Le Sezioni unite civili della Corte di cassazione, con la sentenza n. 25454 del 2013, hanno escluso la necessità della presenza in giudizio di tutti i comproprietari per una controversia tra due singoli condomini, volta all’accertamento della natura condominiale di un’area adiacente a un box auto e alla rimozione dei manufatti realizzati da uno di essi, il quale aveva, tuttavia, eccepito di essere titolare dello spazio conteso in forza di precedente assegnazione. In proposito, le Sezioni unite hanno ritenuto di non dover affrontare l’ulteriore questione legata alla legittimazione passiva dell’amministratore di condominio, vista come alternativa a quella semmai necessaria di ciascun condomino, e non hanno perciò fornito una definitiva risposta sull’ambito di estensione della legittimazione processuale (in particolare passiva) dell’amministratore stesso per le controversie su interessi comuni ai condomini.
È noto che la legittimazione passiva dell’amministratore per le liti sulle parti comuni dell’edificio serve a rendere più agevole ai terzi la chiamata in giudizio del condominio, senza la necessità di promuovere il litisconsorzio passivo nei confronti di tutti i condomini. Rispetto alle questioni attinenti gli interessi condominiali, l’amministratore si presenta, in sostanza, come «rappresentante legale», regolato da una disciplina inderogabile a tutela dei terzi.
Sempre la Cassazione, con la sentenza 3636 del 17 febbraio 2014, ha definito, anzi, l’amministratore «necessario rappresentante della collettività dei condòmini», sia nella fase di assunzione di obbligazioni per la conservazione delle cose oggetto di proprietà comune, sia, all’interno della medesima collettività, quale unico referente dei relativi pagamenti.
La Suprema Corte è tornata ancora sulla questione con la sentenza 28141/2013, successiva alla pronuncia delle Sezioni unite, affermando che l’amministratore del condominio è legittimato passivamente in via generale, agli effetti del comma 2 dell’articolo 1131 del Codice civile, nelle liti aventi a oggetto le azioni reali relative alle parti comuni, senza che debba ritenersi necessaria la partecipazione al processo di tutti i condòmini, e ciò in presenza di domanda con cui in via riconvenzionale i convenuti avevano chiesto l’accertamento della proprietà esclusiva di un sottotetto. Si è qui spiegato come la legittimazione dell’amministratore abbia portata generale, in quanto estesa a ogni interesse condominiale, facendosi ovviamente salva, per le cause aventi a oggetto materie che eccedono le attribuzioni dell’amministratore, l’esigenza di subordinare il potere di rappresentanza in giudizio dell’amministratore all’autorizzazione a resistere (o alla ratifica) da parte dell’assemblea.

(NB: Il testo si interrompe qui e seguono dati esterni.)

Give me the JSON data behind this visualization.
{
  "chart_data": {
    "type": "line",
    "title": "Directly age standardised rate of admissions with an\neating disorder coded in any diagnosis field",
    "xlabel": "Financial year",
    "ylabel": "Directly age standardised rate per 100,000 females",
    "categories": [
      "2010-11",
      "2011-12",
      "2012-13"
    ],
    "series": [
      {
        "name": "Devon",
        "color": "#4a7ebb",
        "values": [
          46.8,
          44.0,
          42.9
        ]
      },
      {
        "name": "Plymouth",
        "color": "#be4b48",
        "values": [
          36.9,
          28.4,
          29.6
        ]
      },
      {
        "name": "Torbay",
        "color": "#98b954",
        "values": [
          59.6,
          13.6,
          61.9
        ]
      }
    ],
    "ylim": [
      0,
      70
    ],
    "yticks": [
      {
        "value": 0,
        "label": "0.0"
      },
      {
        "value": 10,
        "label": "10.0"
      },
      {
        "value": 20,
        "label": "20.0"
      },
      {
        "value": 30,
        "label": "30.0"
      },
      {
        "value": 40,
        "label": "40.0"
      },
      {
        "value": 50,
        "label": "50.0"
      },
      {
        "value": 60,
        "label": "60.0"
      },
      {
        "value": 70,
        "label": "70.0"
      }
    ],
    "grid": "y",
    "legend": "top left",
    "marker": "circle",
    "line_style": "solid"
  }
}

Ancor più di recente, la Suprema Corte, con sentenza n. 1451 del 23 gennaio 2014, ha ribadito che l’amministratore del condominio è legittimato ad agire in giudizio per l’esecuzione di una deliberazione assembleare o per resistere all’impugnazione di una delibera da parte del condomino senza la necessità di una specifica autorizzazione assembleare, trattandosi di controversia che rientra nelle sue normali attribuzioni. Così è stato chiarito come l’ambito applicativo della sentenza 18331/2010 della Cassazione, la quale impone l’autorizzazione dell’assemblea o la successiva ratifica per la costituzione in giudizio dell’amministratore: nella nuova pronuncia si spiega che questo obbligo va limitato alle sole liti esorbitanti dai poteri dell’amministratore, contrapponendosi così ad altre pronunce della stessa Seconda sezione (4733/2011), che avevano inteso in senso più ampio, e anzi onnicomprensivo, il dettato delle Sezioni unite del 2010.